Mr. Maddaloni is also involved in the ULLICO scandal, which is under investigation by the Labor Department, a federal grand jury, the Securities and Exchange Commission and the Justice Department. ULLICO is a private, union-owned life insurance company that resets its share price once a year, depending upon the performance of its investments, which included a major stake in the once-high-flying-but-now-bankrupt Global Crossing. ULLICO directors bought and sold shares based on re-adjustments, and profitted by the millions. Like Mr. Maddaloni, directors of ULLICO are former or current labor leaders.
An explosive internal report of the insider-trading scandal has been completed, but ULLICO's directors have refused to make it public. This refusal led to the resignation of ULLICO board member John Sweeney, the president of the AFL-CIO, who apparently had not taken part in the scheme.

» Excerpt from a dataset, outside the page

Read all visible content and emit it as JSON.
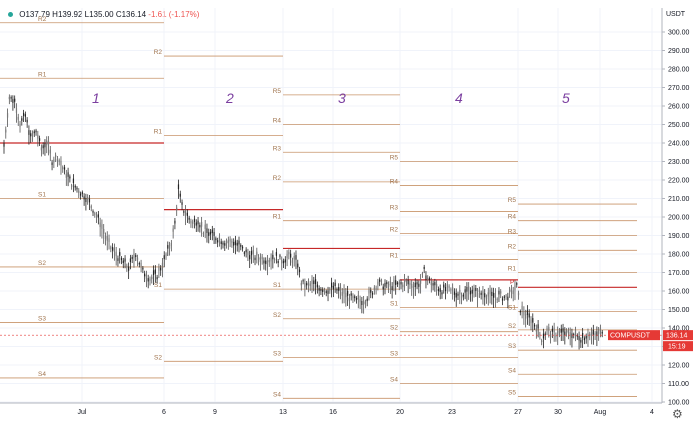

United Auto Workers President Ron Gettelfinger has filed a lawsuit against ULLICO to compel disclosure of the report.
Meanwhile, Andy Stern, president of the 1.5 million-member Service Employees International Union (the AFL-CIO's largest), put himself in the running for first prize in any chutzpah contest by declaring that workers "see unions as a positive force against corporate greed." Fallen union membership and the ULLICO scandal threaten to cause open warfare among the bosses and unavoidable revulsion among labor's rank and file.